A function is a special kind of relationship between two variables, usually `x` and `y`. In this relationship, each `x` value is linked to exactly one `y` value. It's like matching every student with one locker. This means that no matter what `x` you pick, there should be only one `y` value that pairs with it.
In mathematics, this is established by the vertical line test on a graph: if a vertical line crosses the graph of the equation at more than one point, then the relation is not a function. In algebraic terms, a function must be expressed with a clear and singular outcome for `y` when given `x`.
For example, if you have an expression like `y = 2x + 3`, for every `x` you input, you will get one and only one value of `y`.

To figure out if an equation is a function, you often need to solve the equation for `y` in terms of `x`. This process involves rearranging and simplifying the equation until `y` stands alone on one side of the equation.

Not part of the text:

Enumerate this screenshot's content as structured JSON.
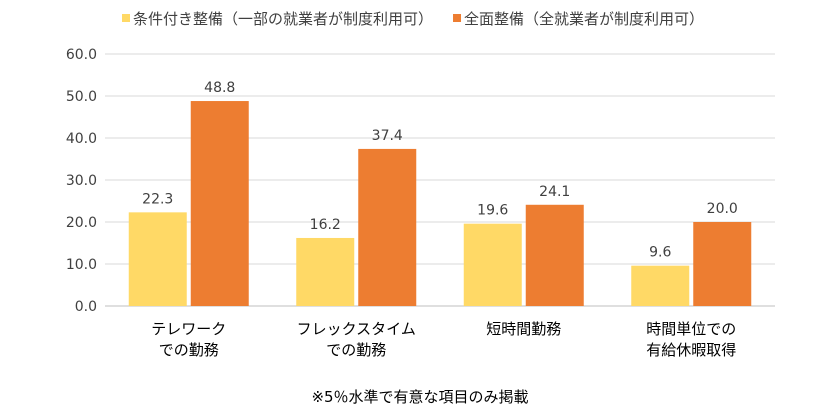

• Start with the equation as given. For instance, if you have `x^2 + y^2 = 1`, your goal is to express `y` alone.
• Apply algebraic techniques like factoring, expanding, or isolating the variable `y` depending on the structure of the equation.
• The result should show only one value for every `x` value.
  For example, solving `xy + y + x = 1` gives `y = (1-x)/(x+1)`, which is a function because it gives a singular `y` for every `x` not equal to `-1`.

In cases where there are multiple possibilities for `y`, such as `y = +/− sqrt(1-x^2)`, the relation does not define a function.

In the world of functions, unique solutions are key. This means for every `x`, there should be only one `y` paired with it. If multiple `y` values exist for a single `x`, it defies the function definition.
Consider `x = sqrt(2y + 1)`. Solving for `y` gives `y = (x^2 - 1)/2`. Here, for every `x` that you choose, you get only one corresponding `y`. This verifies that the equation represents a function.
Remember:

• If solving the equation gives a square root or an absolute value, check carefully. These often produce more than one outcome and need reassessment.
• For equations like `x = y/(y+1)`, ensure you handle denominators correctly to avoid errors in unique pairing.

Ensuring unique solutions involves careful algebraic manipulation to prevent multiple outcomes.

The domain and range of a function describe where the function starts and ends on the graph. The domain is all the possible input values (or `x` values), while the range is all possible output values (`y` values). These aspects are crucial to correctly defining a function.
For an equation such as `y = (1-x)/(x+1)`, the domain is all numbers except `x = -1` (because this would cause division by zero). The range is all numbers that `y` can take when valid `x` values are plugged into the equation.
Understanding domains and ranges:

• Make sure to exclude values that would result in division by zero from the domain.
• Consider restrictions on square roots, as negative numbers aren't defined in the set of real numbers.
• Think about the logical limits of `y` given the range of `x`.

Clearly defining these aspects ensures you have a functioning equation that behaves predictably across numbers it's applied to.